Royaume Uni : une colère qui monte...

lundi 13 février 2023, par Courant Alternatif

Cela fait quarante ans que le Royaume-Uni n’a pas connu pareil mouvement social. Face à la recrudescence des luttes, face à la succession de grèves inédites, le gouvernement réactionnaire britannique attaque les travailleur.se.s et renforce son arsenal par de nouvelles lois anti-grève. (1)


*** Mouvement d’Été..

Contre une inflation qui oscille entre 11 et 13 % sur l’année 2022 et une précarisation sans vergogne, les travailleurs et travailleuses du Royaume-Uni ont repris le chemin des grèves, des luttes désertées depuis l’ère Thatcher. De grèves locales, la mobilisation a pris de l’ampleur, entraînant des secteurs jusqu’alors en retrait tels celui des infirmières dont la mobilisation est une première historique.
Dès le mois de juin, dans les transports, dans le secteur ferroviaire, ce sont plus de 40 000 salarié.e.s qui se sont mobilisés. Du jamais vu depuis plus de 30 ans tant la colère est grande contre les gouvernements responsables de la dégradation des conditions de vie et de travail.
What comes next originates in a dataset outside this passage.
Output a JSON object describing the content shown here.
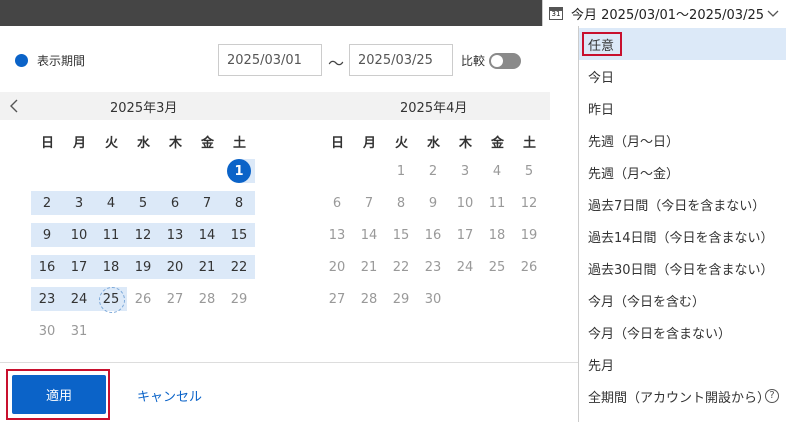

Fin juillet et en août, on a assisté à « l’été des mécontentements ». Dans un pays où la quasi totalité des secteurs est privatisée, le patronat proposait 3% d’augmentation de salaire, quand le syndicat RMT (Rail Maritime Transport) osait revendiquer 7%, alors que le taux d’inflation dépasse les 10%. A ce mouvement des cheminots, s’est rajouté celui du métro londonien qui a paralysé la capitale :10 000 grévistes. Puis, les dockers du port de Felixstowe -le plus grand port de fret d’Angleterre- ont voté à plus de 90% pour la grève. Ceux de Liverpool ont suivi... La Royal Mail, la Poste, privatisée depuis 2011, verra plus de 110 000 salarié.e.s entamer 4 jours de grève fin août à l’appel du syndicat CWU -Communication Workers Union-. Près de 2 millions de travailleur.se.s se sont mis en grève à ce jour. La colère était telle parmi les salarié.e.s que les unions syndicales de secteurs, de branches, se devaient de réagir. Mais, avec les moments de débrayages sectoriels décidés bureaucratiquement, les journées se suivaient, se chevauchaient, tandis que les salarié.e.s se croisaient mais ne se retrouvaient pas ensemble dans ces luttes ainsi dispersées.
Face à ces mouvements de l’été, la première réaction du gouvernement a été de culpabiliser les grévistes et de tenter de retourner l’opinion publique favorable aux salarié.e.s en lutte. Ces dernier.e.s étaient accusés de prendre en otage la population par l’arrêt des transports et de participer à leur façon à l’augmentation de l’inflation. Une rengaine bien connue, en France aussi, que nous serinent les bourgeoisies, via leurs porte-voix gouvernementaux et patronaux, en martelant que les augmentations de salaires en période d’inflation créent une spirale salaires/prix qui augmente à son tour l’inflation, etc...
Dans ce contexte de luttes qui tendraient à se généraliser, les bureaucraties syndicales tergiversent et freinent du mieux possible l’extension de celles-ci, profitant de la faiblesse des mouvements par branches ou secteurs qu’elles peuvent encore encadrer. L’objectif étant de canaliser la colère vers le débouché électoral favorable au Parti Travailliste. Tandis que le leader du parti déclare qu’il « défendra toujours les travailleurs qui luttent pour de meilleurs salaires et de meilleurs conditions de travail », le responsable transport de ce même parti est congédié pour avoir pris la parole et rejoint un piquet de grève.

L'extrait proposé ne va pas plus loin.